As someone who was forced to use Ask Pepper last time I had a problem with Chipotle, good riddance. Apparently too many people were tricking it into giving refunds, so the best it is allowed to do is hand out coupons for "free guac" that expire in a month, even if your order was missing items.
fg137 35 days ago | flag as AI [–]

I remember having success asking Rufus (Amazon's previous "shopping assistant") math and programming questions. It worked, but the quality was so bad that so I stopped wasting my time there.
Mistletoe 35 days ago | flag as AI [–]

Surely Chipotle having a cloud AI budget signals something, I’m not sure what.

Is a SETI@Home style solution possible where I can lend out my GPU?
andai 34 days ago | flag as AI [–]

I saw a site like that once. I was like, why are they so cheap?

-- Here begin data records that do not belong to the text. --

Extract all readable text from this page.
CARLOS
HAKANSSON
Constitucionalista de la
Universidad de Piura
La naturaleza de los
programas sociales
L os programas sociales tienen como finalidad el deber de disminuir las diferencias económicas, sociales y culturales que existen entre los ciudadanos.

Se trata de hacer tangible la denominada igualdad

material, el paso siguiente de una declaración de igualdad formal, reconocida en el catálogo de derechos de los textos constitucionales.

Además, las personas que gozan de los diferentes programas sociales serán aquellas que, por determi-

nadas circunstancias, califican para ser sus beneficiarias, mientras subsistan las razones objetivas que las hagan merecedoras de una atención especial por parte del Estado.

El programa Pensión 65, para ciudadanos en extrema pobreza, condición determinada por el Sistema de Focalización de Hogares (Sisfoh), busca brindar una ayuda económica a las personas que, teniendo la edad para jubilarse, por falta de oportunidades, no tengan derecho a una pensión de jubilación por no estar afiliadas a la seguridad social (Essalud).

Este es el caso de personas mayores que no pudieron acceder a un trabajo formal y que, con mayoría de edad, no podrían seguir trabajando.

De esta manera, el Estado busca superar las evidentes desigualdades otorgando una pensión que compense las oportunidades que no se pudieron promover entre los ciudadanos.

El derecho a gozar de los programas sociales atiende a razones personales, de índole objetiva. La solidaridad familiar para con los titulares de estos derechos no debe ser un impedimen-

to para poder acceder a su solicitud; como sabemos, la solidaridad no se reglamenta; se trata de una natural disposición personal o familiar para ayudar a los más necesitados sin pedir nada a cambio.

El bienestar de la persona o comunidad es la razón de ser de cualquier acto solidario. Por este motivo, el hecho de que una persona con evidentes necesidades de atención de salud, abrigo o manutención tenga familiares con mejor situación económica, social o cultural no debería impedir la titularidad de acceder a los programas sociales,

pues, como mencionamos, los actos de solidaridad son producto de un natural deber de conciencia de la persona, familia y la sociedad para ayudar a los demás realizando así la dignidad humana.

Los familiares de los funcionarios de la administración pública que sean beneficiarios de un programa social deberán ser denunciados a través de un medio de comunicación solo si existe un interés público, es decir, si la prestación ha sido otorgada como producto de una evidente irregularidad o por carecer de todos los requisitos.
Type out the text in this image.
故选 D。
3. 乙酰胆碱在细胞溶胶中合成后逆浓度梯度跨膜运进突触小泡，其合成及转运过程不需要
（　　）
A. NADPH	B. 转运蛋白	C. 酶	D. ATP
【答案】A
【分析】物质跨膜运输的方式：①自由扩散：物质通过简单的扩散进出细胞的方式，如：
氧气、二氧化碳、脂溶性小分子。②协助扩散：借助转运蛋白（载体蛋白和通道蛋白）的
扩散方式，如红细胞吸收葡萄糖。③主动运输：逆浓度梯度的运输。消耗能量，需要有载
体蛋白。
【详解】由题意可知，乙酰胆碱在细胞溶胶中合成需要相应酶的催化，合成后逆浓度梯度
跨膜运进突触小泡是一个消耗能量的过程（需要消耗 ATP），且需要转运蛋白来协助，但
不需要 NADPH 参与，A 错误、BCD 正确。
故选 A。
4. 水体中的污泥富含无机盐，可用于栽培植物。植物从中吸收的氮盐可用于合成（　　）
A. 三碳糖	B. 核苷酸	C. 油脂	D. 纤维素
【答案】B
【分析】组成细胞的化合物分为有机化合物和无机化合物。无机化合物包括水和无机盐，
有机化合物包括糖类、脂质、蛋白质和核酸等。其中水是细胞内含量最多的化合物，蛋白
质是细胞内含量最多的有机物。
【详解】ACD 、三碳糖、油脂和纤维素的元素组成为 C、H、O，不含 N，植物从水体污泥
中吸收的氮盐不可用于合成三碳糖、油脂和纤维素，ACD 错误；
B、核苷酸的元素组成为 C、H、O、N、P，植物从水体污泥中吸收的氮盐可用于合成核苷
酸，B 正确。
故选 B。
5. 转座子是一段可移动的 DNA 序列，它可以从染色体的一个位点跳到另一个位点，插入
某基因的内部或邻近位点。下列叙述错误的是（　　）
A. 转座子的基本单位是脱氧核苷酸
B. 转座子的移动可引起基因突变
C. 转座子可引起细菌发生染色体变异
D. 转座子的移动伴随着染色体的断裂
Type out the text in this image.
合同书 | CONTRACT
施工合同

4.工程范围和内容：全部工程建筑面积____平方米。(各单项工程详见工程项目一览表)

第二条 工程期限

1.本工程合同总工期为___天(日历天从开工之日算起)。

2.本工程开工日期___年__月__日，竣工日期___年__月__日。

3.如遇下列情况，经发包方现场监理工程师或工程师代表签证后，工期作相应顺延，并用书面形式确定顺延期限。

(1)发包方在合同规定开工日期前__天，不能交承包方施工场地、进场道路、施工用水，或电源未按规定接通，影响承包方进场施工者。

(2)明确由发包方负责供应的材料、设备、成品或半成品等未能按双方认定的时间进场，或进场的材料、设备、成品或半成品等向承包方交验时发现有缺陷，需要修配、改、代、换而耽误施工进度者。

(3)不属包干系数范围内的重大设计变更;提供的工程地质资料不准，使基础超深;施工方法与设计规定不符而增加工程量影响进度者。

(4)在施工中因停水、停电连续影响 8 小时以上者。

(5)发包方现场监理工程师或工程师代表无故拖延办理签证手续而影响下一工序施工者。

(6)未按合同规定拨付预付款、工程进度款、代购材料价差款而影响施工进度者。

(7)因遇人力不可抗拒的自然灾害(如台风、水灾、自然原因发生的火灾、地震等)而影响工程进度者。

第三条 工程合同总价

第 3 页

Then saw they were random people's gaming computers.

I'll see if I can find the link.

slater 35 days ago | flag as AI [–]

How are they not gonna get sued to smithereens?
matt3210 35 days ago | flag as AI [–]

Why not playwright and google ai mode or ai search header?
david_shi 35 days ago | flag as AI [–]

This is the singularity we were promised
joloooo 35 days ago | flag as AI [–]

Almost feels like astroturfing territory
zethsg 35 days ago | flag as AI [–]

one small typo: it's "carnitas", not 'carintas' ;-)
Avicebron 35 days ago | flag as AI [–]

based, move on.

Now imagine OpenRouter but for free support bots.
jamesjyu 35 days ago | flag as AI [–]

Next up: using Chipotle AI to solve Erdős problems

and they say the hardest thing in software is naming things, pffft...
xrd 35 days ago | flag as AI [–]

TL;DR: this is a 23B model, and in this case the B stands for "pinto beans."

reminiscent of when people were trying to mine bitcoin in the background of web pages, or with more trad malware
fgt1 34 days ago | flag as AI [–]

Has anyone tested whether the model consistency actually degrades mid-session when it silently switches providers? Curious if the persona holds or if you get jarring tone shifts.